Humidity feature for when the outlook is Sunny

Chi-square value of humidity feature for sunny outlook is

=   1.225 + 1.225 + 1 + 1

= 4.449

Wind feature for when the outlook is Sunny

Chi-square value of wind feature for sunny outlook is

=     0.408 + 0.408 + 0 + 0

= 0.816

Temperature feature for when the outlook is Sunny

 

So, the chi-square value of temperature feature for sunny outlook is

=     1 + 1 + 0 + 0 + 0.707 + 0.707

= 3.414

We have found chi-square values for sunny is outlook. Let’s see them all at a table.

Presently, humidity is the most predominant feature for the sunny outlook branch. We will put this feature as a decision rule.

Presently, both humidity branches for sunny outlook have only one decision as delineated previously. CHAID tree will return NO for sunny outlook and high humidity and it will return YES for sunny outlook and normal humidity.

Rain outlook branch

This branch actually has both yes and no decisions. We need to apply the chi-square test for this branch to find out an accurate decision. This branch has 5 distinct instances as demonstrated in the accompanying sub informational collection dataset. How about we find out the most predominant feature among temperature, humidity and wind.

 

Wind feature for rain outlook

There are two types of a class present in wind feature for rain outlook such that weak and strong.

So, the chi-square value of wind feature for rain outlook is

=     1.225 + 1.225 + 1 + 1

= 4.449

Humidity feature for rain outlook

There are two types of a class present in humidity feature for rain outlook such that high and normal.

Chi-square value of humidity feature for rain outlook is

=      0 + 0 + 0.408 + 0.408

=    0.816

Temperature feature for rain outlook

There are two types of a class present in temperature features for rain outlook such that mild and cool.

 

Chi-square value of temperature feature for rain outlook is

= 0 + 0 + 0.408 + 0.408

                                                   = 0.816

We have found all chi-square values for rain is outlook branch.
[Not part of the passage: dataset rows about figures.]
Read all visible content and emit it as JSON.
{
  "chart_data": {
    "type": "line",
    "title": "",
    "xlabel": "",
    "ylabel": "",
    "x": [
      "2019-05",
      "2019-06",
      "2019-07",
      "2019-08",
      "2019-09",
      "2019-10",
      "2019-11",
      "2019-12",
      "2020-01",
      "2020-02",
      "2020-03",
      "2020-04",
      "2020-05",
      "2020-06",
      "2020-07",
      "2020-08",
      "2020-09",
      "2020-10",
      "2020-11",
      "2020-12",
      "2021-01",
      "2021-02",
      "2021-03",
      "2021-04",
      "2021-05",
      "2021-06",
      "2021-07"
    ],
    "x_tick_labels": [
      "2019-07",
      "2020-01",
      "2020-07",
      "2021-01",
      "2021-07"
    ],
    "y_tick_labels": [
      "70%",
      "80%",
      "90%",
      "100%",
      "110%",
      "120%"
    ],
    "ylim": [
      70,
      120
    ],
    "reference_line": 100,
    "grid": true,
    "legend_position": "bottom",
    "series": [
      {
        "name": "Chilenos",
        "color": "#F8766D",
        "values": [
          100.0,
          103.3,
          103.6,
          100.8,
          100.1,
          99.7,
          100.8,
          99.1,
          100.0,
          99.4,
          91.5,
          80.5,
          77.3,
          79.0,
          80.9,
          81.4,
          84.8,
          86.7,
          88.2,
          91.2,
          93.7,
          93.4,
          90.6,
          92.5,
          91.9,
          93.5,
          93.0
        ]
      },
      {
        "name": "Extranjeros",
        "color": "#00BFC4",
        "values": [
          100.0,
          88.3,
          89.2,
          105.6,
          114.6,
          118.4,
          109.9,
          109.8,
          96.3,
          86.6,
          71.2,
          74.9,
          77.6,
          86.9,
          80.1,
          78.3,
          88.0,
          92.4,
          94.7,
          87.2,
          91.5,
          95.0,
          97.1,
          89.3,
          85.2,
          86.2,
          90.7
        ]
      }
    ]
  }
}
Let’s see them all at a single table.

Thus, the wind feature is the victor for the rain is the outlook branch. Put this column in the connected branch and see the corresponding sub informational dataset.

As seen, all branches have sub informational datasets having a single decision such that yes or no. In this way, we can generate the CHAID tree as illustrated below.
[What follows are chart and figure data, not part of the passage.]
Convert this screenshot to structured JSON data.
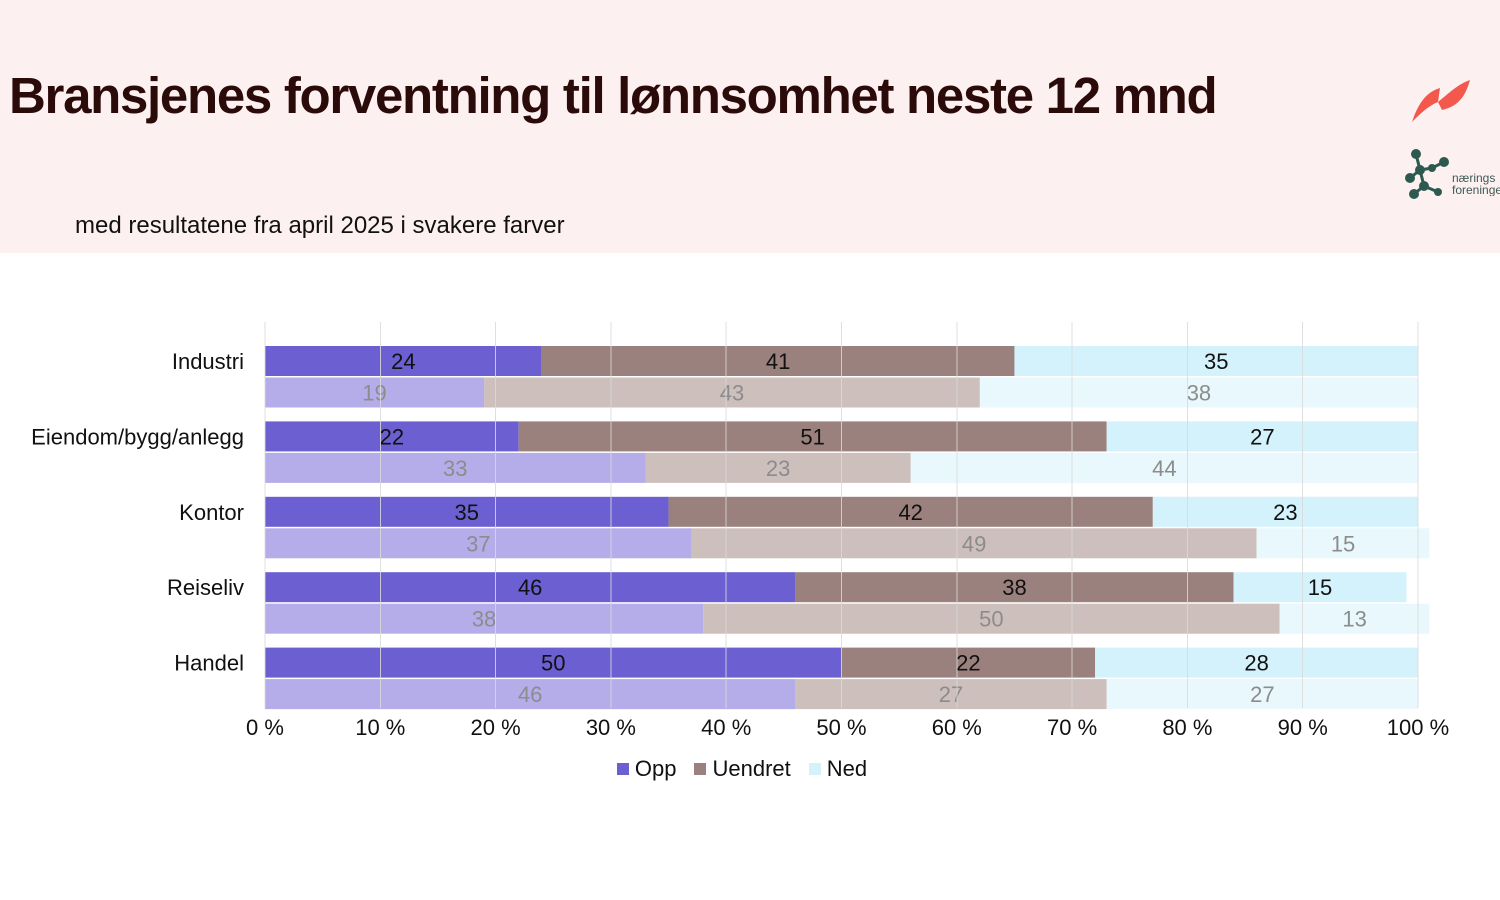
{
  "header": {
    "title": "Bransjenes forventning til lønnsomhet neste 12 mnd",
    "subtitle": "med resultatene fra april 2025 i svakere farver",
    "logo_text_line1": "nærings",
    "logo_text_line2": "foreninge"
  },
  "colors": {
    "header_bg": "#fdf0f0",
    "opp": "#6c5fd2",
    "opp_faded": "#b5acea",
    "uendret": "#9a817d",
    "uendret_faded": "#cdbfbc",
    "ned": "#d4f2fb",
    "ned_faded": "#e8f8fd",
    "logo_red": "#f2584b",
    "logo_green": "#2d5a50"
  },
  "chart_data": {
    "type": "bar",
    "orientation": "horizontal",
    "stacked": "percent",
    "categories": [
      "Industri",
      "Eiendom/bygg/anlegg",
      "Kontor",
      "Reiseliv",
      "Handel"
    ],
    "series_names": [
      "Opp",
      "Uendret",
      "Ned"
    ],
    "current": [
      [
        24,
        41,
        35
      ],
      [
        22,
        51,
        27
      ],
      [
        35,
        42,
        23
      ],
      [
        46,
        38,
        15
      ],
      [
        50,
        22,
        28
      ]
    ],
    "previous": [
      [
        19,
        43,
        38
      ],
      [
        33,
        23,
        44
      ],
      [
        37,
        49,
        15
      ],
      [
        38,
        50,
        13
      ],
      [
        46,
        27,
        27
      ]
    ],
    "x_ticks": [
      "0 %",
      "10 %",
      "20 %",
      "30 %",
      "40 %",
      "50 %",
      "60 %",
      "70 %",
      "80 %",
      "90 %",
      "100 %"
    ],
    "xlim": [
      0,
      100
    ],
    "grid": true,
    "legend": {
      "position": "bottom",
      "items": [
        "Opp",
        "Uendret",
        "Ned"
      ]
    }
  }
}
The final form of the CHAID tree.

Python implementation of a Decision tree using CHAID

Python Code:

config = {"algorithm": "CHAID"}

tree = cb.fit(data, config)

tree

 

# test_instance = ['sunny','hot','high','weak','no']
test_instance = data.iloc[2]

test_instance

cb.predict(tree,test_instance)

output:- 'Yes'

#obj[0]: outlook, obj[1]: temperature, obj[2]: humidity, obj[3]: windy
# {"feature": "outlook", "instances": 14, "metric_value": 4.0933, "depth": 1}

def findDecision(obj): 
          if obj[0] == 'rainy':
          # {"feature": " windy", "instances": 5, "metric_value": 4.4495, "depth": 2}
                  if obj[3] == 'weak':
                         return 'yes'
                  elif obj[3] == 'strong':
                         return 'no'
                  else:
                          return 'no'
          elif obj[0] == 'sunny':
           # {"feature": " humidity", "instances": 5, "metric_value": 4.4495, "depth": 2}
                 if obj[2] == 'high':
                        return 'no'
                 elif obj[2] == 'normal':
                         return 'yes'
                 else:
                         return 'yes'
         elif obj[0] == 'overcast':
                      return 'yes'
         else:
                    return 'yes'

Conclusion

Thus, we have created a CHAID decision tree from scratch to end in this post. CHAID uses a chi-square measurement metric to find out the most important feature and apply this recursively until sub informational datasets have a single decision. Even though this is a legacy decision tree algorithm, it is as yet the same process for classification problems.